Senate Banking, Housing and Urban Affairs Committee



Prepared Testimony of Mr. Anthony N. McEwen
Director and Executive Vice President
Plus System, Incorporated

Oversight Hearing on Automated Teller Machine Networks
10:00 a.m., Tuesday, July 29, 1997



My name is Tony McEwen. I am Executive Vice President Visa U.S.A. for deposit and cash products and a director and Executive Vice President of the PLUS ATM network. PLUS is a wholly-owned subsidiary of Visa U.S.A. and has approximately 9000 financial institutions participating.

As an "ATM network, PLUS itself does not own or operate ATMs, nor does it issue ATM access cards. PLUS provides the systems and operating infrastructure that link financial institutions which install, own or operate ATMs and those which issue ATM access cards associated with a consumer's account. By associating with PLUS, financial institutions "share" their more than 140,000 ATMs in the United States and 184,000 more overseas. They do so under a common set of rules and display a common service mark, the PLUS logo. There are both national ATM networks such as PLUS, and regional ATM networks such as NYCE in New York. These regional networks carry the bulk of shared ATM network volume. PLUS processes only about 2% of switched ATM transactions in the United States. PLUS has no role whatever in setting the financial or other terms by which individual financial institutions price ATM access cards or ATM withdrawal services to consumers. In addition, any levying of ATM access fees provides no financial benefit to PLUS since the company derives no revenue from such fees.

From the date it was founded in 1982 until April 1996, PLUS did not permit its banks to levy ATM access fees on customers from other banks who used their ATMs under the PLUS service mark. We wanted to establish price predictability. Second, we were concerned that both the PLUS brand and the perceived value of the ATM access card could suffer with ATM access fees. But there were other competing goals:

PLUS changed its rule as the balance between goals shifted. More and more states intruded into PLUS's private decision-making-g- process. PLUS is the only ATM network to be sued in two antitrust lawsuits in Federal Court filed by our own members challenging our "no ATM access fee" policy. We spent millions of dollars defending these cases and exposed the company to treble damages. A series of state laws were enacted across the country forbidding our policy and our ban on ATM access fees-the very same ban some are advocating today. Note the irony: A state legislature forced the PLUS network to accommodate these fees or face civil penalties. Over the ensuing years almost 1/3 of the states had effectively invalidated the PLUS no ATM access fee" policy.

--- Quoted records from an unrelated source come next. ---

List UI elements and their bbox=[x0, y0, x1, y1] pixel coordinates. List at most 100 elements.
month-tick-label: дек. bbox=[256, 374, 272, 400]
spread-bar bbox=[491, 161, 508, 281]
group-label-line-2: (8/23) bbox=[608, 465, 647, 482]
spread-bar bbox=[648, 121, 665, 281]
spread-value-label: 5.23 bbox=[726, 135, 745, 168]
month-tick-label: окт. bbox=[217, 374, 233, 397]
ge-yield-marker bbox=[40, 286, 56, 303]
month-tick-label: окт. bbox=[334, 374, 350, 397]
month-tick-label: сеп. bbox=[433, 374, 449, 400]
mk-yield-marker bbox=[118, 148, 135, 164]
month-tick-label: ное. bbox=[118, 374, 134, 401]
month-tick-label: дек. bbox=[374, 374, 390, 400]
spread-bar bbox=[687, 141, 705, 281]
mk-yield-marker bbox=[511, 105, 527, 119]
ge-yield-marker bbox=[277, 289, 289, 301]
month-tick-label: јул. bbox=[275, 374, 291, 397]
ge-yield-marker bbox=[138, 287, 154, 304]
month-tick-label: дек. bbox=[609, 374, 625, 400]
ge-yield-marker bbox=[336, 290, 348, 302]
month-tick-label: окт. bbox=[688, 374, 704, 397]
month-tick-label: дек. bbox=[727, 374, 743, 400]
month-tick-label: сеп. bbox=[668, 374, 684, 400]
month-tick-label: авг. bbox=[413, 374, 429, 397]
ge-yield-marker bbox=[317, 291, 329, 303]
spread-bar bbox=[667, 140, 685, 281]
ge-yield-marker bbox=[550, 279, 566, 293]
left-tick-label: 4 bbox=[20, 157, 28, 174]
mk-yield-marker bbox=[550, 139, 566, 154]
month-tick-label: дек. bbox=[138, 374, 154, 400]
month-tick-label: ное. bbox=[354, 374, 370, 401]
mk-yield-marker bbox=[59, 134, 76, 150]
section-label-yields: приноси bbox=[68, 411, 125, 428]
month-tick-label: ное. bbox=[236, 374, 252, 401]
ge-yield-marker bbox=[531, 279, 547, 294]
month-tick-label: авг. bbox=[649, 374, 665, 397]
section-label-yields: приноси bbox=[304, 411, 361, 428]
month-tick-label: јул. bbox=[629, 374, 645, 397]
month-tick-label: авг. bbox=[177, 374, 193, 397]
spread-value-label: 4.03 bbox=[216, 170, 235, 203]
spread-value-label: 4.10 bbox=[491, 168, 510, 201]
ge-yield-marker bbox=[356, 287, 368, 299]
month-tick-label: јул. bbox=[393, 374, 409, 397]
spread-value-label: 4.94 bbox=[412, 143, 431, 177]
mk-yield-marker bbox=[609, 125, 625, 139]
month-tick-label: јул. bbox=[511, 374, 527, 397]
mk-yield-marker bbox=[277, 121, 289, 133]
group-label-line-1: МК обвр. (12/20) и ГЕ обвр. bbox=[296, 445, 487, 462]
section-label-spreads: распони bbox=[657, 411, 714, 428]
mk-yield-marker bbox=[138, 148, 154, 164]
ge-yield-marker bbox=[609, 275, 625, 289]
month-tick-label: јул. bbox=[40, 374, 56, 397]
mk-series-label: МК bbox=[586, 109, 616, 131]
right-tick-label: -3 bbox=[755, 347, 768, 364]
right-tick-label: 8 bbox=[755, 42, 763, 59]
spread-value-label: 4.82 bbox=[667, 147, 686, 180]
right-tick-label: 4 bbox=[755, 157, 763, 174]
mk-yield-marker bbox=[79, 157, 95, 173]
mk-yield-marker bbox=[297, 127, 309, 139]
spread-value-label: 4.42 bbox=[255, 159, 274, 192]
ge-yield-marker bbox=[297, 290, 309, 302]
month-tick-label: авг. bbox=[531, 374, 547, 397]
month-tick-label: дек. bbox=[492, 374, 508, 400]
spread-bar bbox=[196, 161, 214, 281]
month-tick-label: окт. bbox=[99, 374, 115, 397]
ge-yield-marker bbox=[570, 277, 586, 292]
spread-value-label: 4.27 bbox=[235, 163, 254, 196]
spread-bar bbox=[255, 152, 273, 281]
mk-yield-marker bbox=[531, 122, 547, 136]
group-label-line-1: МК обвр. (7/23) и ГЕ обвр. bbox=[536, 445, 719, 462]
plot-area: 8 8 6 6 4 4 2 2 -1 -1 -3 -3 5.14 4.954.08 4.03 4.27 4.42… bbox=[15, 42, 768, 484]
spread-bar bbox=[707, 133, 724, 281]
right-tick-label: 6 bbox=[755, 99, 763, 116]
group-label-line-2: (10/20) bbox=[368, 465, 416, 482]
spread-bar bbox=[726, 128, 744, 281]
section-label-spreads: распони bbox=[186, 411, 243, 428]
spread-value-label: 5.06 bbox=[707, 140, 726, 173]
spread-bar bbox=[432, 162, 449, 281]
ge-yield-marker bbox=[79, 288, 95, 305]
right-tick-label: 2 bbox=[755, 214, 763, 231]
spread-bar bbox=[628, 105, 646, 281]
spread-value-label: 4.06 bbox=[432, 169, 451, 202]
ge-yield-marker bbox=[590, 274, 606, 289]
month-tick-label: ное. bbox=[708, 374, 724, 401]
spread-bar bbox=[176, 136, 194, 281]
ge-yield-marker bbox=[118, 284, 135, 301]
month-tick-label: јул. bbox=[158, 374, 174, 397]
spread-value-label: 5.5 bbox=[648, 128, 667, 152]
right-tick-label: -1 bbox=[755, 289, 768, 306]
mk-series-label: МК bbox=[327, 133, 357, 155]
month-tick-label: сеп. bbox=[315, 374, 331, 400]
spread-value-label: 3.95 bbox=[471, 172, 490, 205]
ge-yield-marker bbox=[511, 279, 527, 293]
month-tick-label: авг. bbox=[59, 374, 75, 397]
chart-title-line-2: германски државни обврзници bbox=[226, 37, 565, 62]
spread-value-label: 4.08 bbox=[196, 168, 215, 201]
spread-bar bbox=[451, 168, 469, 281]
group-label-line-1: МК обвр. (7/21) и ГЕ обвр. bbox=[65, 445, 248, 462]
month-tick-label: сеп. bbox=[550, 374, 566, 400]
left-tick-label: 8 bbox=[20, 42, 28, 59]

Disclosures. Having been forced by governmental action to allow these fees, PLUS immediately imposed a number of comprehensive disclosure obligations. These disclosures are in addition to those disclosures already provided to consumers by the bank that issued the ATM card to the customer, which are already governed by relevant laws, such as the Electronic Funds Transfer Act and Regulation E. These disclosures must be given before the consumer ever uses the card to access the account. In our view, these required on-site ATM disclosures, together with the disclosures that must be made by card issuing banks, are more than adequate to inform the consumer in advance of all material information needed to allow the consumer to decide whether to choose to complete a particular transaction.

ATM Deployment. We heard from our member banks that our two principal concerns were outweighed by equally legitimate consumer needs: for more ATMs and for the placement of ATMs in remote, rural locations and in expensive locations such as airports, shopping malls, and sport stadiums where ATM operators must pay high rental costs to place their ATMs.

In the years since PLUS changed its rule, the number of ATMs deployed throughout the country has burgeoned. In 1996 alone, more than 33,000 were shipped, when orders for new ATMs increased by 40%. Today, about half of the nation's 93,000 convenience stores have ATMs, and 63% of the supermarkets. High rent or low volume locations can now support an ATM. About 75% of new ATM sites are off bank premises. This means consumers have the opportunity to choose to have quick access to their cash in places where it was previously unprofitable to place an ATM.

PLUS does not pretend it has made the only decisions that could have been made over the years. But we believe that our decisions have increased account access choices for, and thereby benefited, consumers. ATM fees are one of the many product features on which financial institutions compete with each other for a consumer's business. As a result, there are a wide range of account packages with pricing and features that suit an individual consumer's needs. We encourage consumers to evaluate their individual needs, shop around, and choose the banking services and packages that are right for them. We remain more confident than ever that even more government intrusion into private sector pricing decisions, at least in the absence of market failure, is unquestionably the wrong course.